PCF means percentage closer filtering.
The PCF shown compares the depth to the shadow map at the correct position, plus the four surrounding texels in the shadowmap as well, and blurs the results to get the average. This smoothes out the edges a bit.
In the newer release I also fade the edges out in a subtexel manner, where I weight them based on their position in the texel.
In the engine this would be g_ShadowForceFiltering set to 1.
We can have better PCF filtering if we use more samples, g_ShadowForceFiltering 2 and 3 do that with 5x5 and 9x9 samples respectively.
Most shadowing in games uses PCF today I think.
Poisson sampling is very well explained here: http://www.opengl-tutorial.org/intermediate-tutorials/tutorial-16-shadow-mapping/
We randomize our sampling locations, but try to make the random sampling points correspond to each other in a way that they aren't biased too much into one direction. A poisson disk does this more or less, it's basically a distribution of points on a disk where the points still adhere to some rules to guarantee good distribution.
VSM is Virtual Shadow Mapping.
One might naively assume that simply blurring the shadow map might generate soft shadows, but that isn't the case because blurring the depth map will only make the depth values incorrect, therefore we can't reliably compare them anymore.

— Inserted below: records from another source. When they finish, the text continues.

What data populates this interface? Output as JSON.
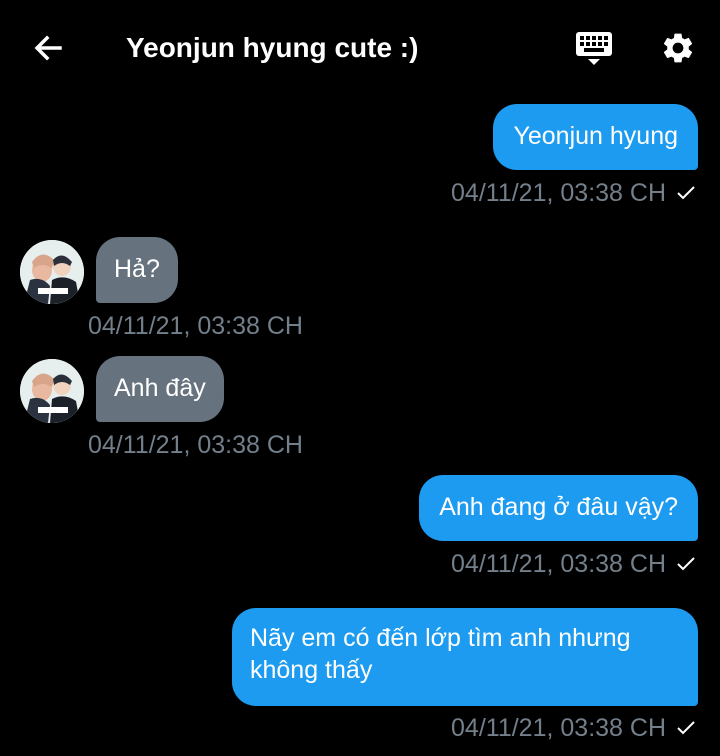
{
  "header": {
    "title": "Yeonjun hyung cute :)",
    "back_icon": "arrow-left-icon",
    "keyboard_icon": "keyboard-icon",
    "settings_icon": "gear-icon"
  },
  "colors": {
    "background": "#000000",
    "outgoing_bubble": "#1d9bf0",
    "incoming_bubble": "#66727e",
    "timestamp": "#737f8a"
  },
  "messages": [
    {
      "direction": "outgoing",
      "text": "Yeonjun hyung",
      "timestamp": "04/11/21, 03:38 CH",
      "read": true
    },
    {
      "direction": "incoming",
      "text": "Hả?",
      "timestamp": "04/11/21, 03:38 CH"
    },
    {
      "direction": "incoming",
      "text": "Anh đây",
      "timestamp": "04/11/21, 03:38 CH"
    },
    {
      "direction": "outgoing",
      "text": "Anh đang ở đâu vậy?",
      "timestamp": "04/11/21, 03:38 CH",
      "read": true
    },
    {
      "direction": "outgoing",
      "text_line1": "Nãy em có đến lớp tìm anh nhưng",
      "text_line2": "không thấy",
      "timestamp": "04/11/21, 03:38 CH",
      "read": true
    }
  ]
}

In VSMs however we store not only the depth, but also the square of the depth (in a second channel) and because of their relationship and the algorithm use we can just do what previously wasn't possible - blur the shadowmap.
If you want to know more about the math behind it you have to google Chebyshev Bound.
So in my case I use a simple blur filter (7x horizontal + 7x vertical) to blur the shadowmap and get softer shadows.
This blurring is pretty expensive, but less blur means less softness.
The biggest problem with VSMs is that they are not reliable, sometimes light will leak through the shadows.
The SS Blur mentioned means Screen Space blur. Instead of calculating the pixel when calculating lighting, I calculate only the shadows extra on a different rendertarget and read this rendertarget as a texture when drawing my lighting.
This allows me to sneak in another blur pass, this time in screen space instead of texture space. Of course, simply blurring the rendertarget would give wrong results, since shadows on a fore/background object could "bleed" into the neighborhood pixels which might not be shadowed.
So we have to use a depth aware blur filter (bilateral).
This is just one more step in making the results appear less choppy.
The highlighting in editor mode is achieved by drawing the objects once again (in transparent) and then drawing them again with frontface culling and their vertices pushed out along their normal vectors and textured with a simple color. This way we enlarge the models, but only draw the outlines, because the other pixels are occluded.
Not super trivial, and not super cheap either. Search for outline / toon shaders and you'll find plenty of good material on that.